The Stewardship of Life

The story is told of an American tourist who visited the 19th century Polish rabbi, Hofetz Chaim. Astonished to see that the rabbi's home was only a simple room filled with books, plus a table and a bench, the tourist asked, "Rabbi, where is your furniture?"

"Where is yours?" Replied the rabbi.

"Mine?" Asked the puzzled American. "But I'm a visitor here. I'm only passing through."

"So am I," said Hofetz Chaim.

Passing through happens in so many ways. We are visitors to each day the Lord has given us. We pass through places where we live and call home. We pass through friends, losing some and gaining others. Our families change. Youth turns to adulthood and then to old age.

Our life on this side of eternity is a passing through. You have likely noticed that Jesus traveled and did a lot of passing through. You may have also noticed that he did it unencumbered by home and wealth, things we feel we must have and things that can become a cause for us to worry. The felt need for the security of a place and our things is shaped by the world we live in and cannot escape, but the same was true for people in Jesus’ day. Yet, Jesus tells us that we are passing through. To the rich man, who to his credit had kept all the commandments but who was also encumbered by his wealth, Jesus said to “sell it all and give it to the poor. Then come follow me.” He taught that entering the kingdom was through a small door and that holding onto wealth and things could be a problem (Matthew 19:24). To others he spoke of the necessity of setting our hearts on building up treasure in the place we would eventually arrive when the passing through has ended. Like Jesus, in this life we are just passing through.

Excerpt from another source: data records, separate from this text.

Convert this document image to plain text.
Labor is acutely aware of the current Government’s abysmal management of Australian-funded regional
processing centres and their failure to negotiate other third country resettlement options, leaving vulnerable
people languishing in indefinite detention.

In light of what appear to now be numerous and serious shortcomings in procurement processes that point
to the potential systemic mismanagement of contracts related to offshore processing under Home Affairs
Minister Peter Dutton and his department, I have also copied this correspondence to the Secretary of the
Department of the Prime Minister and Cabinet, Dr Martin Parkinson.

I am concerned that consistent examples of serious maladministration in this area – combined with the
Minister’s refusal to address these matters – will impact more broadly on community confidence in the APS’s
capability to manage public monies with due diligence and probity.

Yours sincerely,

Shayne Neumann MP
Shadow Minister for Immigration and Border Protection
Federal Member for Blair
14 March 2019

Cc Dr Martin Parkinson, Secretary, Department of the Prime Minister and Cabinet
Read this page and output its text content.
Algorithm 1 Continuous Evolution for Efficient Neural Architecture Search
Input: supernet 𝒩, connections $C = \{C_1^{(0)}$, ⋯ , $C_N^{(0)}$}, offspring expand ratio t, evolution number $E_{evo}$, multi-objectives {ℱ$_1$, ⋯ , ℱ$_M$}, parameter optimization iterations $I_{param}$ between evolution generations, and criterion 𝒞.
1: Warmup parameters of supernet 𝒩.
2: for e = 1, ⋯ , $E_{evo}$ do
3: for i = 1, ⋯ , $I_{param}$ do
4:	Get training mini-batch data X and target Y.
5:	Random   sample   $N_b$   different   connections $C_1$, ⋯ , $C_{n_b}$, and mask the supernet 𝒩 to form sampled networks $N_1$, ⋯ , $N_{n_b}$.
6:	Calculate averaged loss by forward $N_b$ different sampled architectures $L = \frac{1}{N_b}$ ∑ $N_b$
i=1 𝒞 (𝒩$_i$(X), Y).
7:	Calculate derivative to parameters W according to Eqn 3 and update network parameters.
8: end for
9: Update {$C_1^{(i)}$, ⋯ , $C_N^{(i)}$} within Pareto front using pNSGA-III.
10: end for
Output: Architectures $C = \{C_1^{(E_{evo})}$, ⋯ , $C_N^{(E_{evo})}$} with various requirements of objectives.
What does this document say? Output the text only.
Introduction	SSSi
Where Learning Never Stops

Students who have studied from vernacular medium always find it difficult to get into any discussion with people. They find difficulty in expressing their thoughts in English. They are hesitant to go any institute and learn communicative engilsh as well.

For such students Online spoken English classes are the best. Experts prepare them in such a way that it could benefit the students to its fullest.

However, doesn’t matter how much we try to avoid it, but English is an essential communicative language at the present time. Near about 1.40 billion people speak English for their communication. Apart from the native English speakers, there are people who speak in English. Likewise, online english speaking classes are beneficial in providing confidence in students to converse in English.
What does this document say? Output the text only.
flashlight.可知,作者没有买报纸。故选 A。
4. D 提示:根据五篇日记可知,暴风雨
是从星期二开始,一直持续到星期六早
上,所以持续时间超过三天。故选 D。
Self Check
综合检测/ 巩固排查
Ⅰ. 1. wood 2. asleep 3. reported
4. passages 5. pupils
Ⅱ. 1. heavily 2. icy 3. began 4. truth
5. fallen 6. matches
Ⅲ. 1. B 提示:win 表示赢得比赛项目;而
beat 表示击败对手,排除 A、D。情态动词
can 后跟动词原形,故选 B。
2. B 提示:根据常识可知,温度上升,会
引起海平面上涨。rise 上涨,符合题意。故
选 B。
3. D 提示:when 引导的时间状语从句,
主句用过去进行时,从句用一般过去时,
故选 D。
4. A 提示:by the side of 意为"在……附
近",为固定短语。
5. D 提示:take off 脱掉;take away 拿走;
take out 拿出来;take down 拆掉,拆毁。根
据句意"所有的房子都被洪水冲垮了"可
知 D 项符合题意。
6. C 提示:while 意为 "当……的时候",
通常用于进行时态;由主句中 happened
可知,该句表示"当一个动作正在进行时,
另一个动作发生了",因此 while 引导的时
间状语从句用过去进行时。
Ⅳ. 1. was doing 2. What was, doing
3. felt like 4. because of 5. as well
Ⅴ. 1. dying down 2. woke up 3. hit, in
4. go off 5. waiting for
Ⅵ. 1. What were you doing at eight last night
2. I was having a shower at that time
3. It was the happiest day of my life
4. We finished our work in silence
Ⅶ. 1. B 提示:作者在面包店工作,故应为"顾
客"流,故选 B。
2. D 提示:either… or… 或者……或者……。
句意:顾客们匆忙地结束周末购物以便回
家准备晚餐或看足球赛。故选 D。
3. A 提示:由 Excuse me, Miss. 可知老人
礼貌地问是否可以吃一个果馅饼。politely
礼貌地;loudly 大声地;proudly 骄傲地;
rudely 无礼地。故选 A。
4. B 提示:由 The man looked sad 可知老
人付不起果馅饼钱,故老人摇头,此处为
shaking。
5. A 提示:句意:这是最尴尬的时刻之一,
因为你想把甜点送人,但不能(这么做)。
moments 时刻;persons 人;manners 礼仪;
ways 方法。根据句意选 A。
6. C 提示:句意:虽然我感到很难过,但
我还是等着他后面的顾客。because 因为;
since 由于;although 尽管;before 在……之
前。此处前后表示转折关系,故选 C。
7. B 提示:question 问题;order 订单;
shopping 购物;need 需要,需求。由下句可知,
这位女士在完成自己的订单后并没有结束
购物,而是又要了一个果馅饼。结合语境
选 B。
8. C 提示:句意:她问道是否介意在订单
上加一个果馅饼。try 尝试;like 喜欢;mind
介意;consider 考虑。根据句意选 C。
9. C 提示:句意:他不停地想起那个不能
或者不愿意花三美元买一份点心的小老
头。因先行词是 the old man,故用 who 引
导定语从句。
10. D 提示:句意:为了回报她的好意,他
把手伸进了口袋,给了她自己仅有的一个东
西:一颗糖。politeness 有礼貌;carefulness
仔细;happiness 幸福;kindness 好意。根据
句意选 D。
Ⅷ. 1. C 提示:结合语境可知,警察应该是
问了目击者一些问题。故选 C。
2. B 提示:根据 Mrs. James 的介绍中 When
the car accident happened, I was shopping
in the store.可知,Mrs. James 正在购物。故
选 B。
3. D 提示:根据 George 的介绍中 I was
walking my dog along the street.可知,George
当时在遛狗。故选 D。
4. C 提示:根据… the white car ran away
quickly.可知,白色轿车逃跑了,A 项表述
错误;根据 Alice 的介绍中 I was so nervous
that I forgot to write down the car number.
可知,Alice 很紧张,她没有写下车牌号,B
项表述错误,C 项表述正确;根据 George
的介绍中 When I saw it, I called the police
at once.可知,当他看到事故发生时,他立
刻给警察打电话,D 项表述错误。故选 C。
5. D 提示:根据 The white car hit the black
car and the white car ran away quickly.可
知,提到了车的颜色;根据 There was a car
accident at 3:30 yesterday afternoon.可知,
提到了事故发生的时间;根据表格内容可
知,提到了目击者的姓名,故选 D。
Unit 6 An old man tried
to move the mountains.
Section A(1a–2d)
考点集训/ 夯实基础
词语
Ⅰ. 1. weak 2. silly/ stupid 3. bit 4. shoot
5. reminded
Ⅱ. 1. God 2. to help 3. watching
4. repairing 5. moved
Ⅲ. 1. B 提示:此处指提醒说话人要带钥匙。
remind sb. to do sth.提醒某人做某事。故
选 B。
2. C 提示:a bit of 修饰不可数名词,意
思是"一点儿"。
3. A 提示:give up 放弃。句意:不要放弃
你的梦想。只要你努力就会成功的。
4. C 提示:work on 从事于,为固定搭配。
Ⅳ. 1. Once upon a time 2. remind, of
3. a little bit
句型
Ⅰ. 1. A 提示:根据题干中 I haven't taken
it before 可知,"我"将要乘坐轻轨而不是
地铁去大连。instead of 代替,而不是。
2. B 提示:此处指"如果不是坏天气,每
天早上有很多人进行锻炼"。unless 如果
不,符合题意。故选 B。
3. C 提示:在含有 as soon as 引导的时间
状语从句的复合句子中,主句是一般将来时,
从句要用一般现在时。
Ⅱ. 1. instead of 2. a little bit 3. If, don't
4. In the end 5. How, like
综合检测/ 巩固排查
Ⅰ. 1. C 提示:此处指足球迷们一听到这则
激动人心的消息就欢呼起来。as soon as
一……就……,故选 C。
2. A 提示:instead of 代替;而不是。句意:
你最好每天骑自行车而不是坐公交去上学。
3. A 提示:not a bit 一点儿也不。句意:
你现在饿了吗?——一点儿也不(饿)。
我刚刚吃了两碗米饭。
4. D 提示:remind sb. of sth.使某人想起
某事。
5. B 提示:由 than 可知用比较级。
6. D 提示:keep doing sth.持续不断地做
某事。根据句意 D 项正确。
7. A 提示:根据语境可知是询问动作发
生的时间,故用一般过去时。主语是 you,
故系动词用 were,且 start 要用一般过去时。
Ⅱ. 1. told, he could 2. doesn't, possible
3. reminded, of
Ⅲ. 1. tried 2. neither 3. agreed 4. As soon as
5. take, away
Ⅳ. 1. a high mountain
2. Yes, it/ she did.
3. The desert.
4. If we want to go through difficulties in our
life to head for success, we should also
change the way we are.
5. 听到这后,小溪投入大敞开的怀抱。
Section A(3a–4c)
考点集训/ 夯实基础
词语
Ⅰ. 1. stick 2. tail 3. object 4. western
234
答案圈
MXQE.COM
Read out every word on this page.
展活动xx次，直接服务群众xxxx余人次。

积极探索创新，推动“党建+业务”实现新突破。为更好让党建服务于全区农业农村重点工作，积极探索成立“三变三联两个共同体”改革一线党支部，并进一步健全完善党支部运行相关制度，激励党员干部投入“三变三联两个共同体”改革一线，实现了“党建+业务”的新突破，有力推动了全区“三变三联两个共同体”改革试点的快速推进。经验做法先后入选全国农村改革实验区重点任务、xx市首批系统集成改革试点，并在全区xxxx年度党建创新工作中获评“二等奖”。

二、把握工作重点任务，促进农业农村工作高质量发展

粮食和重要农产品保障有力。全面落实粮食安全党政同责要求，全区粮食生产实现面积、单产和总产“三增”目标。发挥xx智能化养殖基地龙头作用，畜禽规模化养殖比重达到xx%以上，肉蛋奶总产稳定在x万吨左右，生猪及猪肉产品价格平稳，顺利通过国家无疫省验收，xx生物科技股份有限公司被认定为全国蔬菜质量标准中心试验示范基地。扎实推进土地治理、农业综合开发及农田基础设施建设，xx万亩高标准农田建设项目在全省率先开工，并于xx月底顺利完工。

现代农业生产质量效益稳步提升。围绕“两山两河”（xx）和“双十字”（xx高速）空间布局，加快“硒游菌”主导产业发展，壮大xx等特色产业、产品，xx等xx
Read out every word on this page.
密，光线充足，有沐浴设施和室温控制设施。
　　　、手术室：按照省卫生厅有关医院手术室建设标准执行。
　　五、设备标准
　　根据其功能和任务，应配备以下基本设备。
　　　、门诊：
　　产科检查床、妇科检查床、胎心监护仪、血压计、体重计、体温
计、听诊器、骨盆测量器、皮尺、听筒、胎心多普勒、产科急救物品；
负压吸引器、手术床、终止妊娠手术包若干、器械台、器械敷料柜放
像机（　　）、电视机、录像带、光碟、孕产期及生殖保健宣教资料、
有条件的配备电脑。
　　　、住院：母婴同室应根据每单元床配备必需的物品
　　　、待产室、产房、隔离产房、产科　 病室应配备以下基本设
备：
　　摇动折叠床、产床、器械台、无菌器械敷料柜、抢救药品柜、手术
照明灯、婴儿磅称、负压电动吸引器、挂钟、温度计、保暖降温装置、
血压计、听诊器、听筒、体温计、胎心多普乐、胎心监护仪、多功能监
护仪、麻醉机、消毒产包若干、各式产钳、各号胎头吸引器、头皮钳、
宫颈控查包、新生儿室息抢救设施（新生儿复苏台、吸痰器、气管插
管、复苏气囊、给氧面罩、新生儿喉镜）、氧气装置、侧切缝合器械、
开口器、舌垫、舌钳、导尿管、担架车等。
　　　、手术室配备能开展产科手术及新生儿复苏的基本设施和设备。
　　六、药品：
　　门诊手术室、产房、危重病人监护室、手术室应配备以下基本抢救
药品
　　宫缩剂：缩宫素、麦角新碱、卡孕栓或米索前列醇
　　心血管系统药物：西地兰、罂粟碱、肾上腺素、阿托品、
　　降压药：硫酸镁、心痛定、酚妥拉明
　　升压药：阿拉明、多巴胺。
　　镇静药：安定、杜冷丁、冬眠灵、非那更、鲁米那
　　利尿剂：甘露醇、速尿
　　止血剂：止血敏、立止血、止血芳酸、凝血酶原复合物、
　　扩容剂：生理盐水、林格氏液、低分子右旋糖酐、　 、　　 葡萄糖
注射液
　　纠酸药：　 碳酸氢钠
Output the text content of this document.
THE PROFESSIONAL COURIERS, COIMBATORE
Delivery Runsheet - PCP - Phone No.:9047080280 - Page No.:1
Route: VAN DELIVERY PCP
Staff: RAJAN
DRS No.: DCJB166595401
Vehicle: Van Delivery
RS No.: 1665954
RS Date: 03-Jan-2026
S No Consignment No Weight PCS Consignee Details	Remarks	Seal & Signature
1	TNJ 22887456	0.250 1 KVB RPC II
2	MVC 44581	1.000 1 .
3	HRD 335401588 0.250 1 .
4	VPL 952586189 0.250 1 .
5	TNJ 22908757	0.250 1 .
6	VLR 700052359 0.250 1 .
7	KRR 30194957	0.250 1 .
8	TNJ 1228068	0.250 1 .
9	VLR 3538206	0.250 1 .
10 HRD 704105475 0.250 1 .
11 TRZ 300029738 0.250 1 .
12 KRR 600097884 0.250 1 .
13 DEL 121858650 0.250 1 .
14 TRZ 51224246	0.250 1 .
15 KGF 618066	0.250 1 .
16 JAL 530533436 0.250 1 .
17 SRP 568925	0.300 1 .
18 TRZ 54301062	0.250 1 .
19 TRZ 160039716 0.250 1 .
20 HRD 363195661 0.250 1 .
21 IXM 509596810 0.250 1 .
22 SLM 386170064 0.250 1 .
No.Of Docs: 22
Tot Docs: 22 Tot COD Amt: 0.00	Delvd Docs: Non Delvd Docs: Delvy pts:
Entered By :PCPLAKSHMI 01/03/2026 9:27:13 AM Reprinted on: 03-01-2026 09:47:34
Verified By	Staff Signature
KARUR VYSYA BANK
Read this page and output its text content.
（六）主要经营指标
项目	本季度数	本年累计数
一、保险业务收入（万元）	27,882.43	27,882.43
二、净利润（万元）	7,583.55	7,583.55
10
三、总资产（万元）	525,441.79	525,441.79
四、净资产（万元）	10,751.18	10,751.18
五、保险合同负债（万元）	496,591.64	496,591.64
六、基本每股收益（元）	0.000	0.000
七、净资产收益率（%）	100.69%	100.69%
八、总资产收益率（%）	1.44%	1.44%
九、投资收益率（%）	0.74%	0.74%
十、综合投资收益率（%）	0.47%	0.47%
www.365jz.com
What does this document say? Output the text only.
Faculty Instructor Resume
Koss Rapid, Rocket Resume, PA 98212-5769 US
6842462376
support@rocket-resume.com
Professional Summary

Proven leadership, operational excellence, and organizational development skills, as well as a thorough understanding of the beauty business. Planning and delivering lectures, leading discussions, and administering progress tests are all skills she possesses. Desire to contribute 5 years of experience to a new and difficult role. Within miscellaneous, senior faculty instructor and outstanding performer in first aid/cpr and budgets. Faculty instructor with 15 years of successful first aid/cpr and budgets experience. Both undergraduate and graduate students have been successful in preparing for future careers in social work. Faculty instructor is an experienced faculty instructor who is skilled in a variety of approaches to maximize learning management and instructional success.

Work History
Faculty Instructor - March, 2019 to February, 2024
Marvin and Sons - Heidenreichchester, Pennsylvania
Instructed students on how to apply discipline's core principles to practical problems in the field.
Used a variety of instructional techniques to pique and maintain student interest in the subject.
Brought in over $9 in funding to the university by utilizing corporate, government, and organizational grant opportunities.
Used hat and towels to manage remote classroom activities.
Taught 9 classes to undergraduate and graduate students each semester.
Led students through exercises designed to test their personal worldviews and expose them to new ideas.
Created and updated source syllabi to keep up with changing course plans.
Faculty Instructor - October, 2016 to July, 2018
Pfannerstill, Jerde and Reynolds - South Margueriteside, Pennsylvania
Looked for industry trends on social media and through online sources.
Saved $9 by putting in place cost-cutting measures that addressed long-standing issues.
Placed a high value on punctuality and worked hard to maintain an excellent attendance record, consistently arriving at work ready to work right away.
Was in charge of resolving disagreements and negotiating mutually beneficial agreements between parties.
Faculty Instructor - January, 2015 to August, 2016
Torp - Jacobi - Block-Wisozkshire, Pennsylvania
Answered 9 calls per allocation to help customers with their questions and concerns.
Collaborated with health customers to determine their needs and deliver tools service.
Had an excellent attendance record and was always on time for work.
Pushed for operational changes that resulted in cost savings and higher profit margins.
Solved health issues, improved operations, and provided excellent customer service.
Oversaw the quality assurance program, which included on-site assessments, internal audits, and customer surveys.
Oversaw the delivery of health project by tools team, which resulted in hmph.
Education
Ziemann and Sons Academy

Likewise with our accomplishments and our failures. These, too, are passing. Most will never have monuments built to their memory and those few who do will also eventually be forgotten by this world. However, earthly accomplishments can provide an opportunity for recognizing our good fortune, our giftedness, and expressing our gratitude. They can lift our eyes off the approval of the world and to the approval of God. Our faith tells us that heaven is our home and the only accomplishment with eternal significance is receiving our family membership through Christ. As with accomplishments, failures are a passing part of this life. Learn from them, let them also be a source of sanctification, and then let them pass. I imagine that it can take much courage and grace to accept the impermanence of our lives and to receive and let go of what each day brings.

In this passing through, know that you are loved and already heirs of a kingdom beyond all you can ask or imagine. It is a place where all that needs to be accomplished already has been accomplished for you and where failures will neither be recalled nor known. Blessings of courage and grace be upon you as you pass through this life to your eternal life in the household of our God.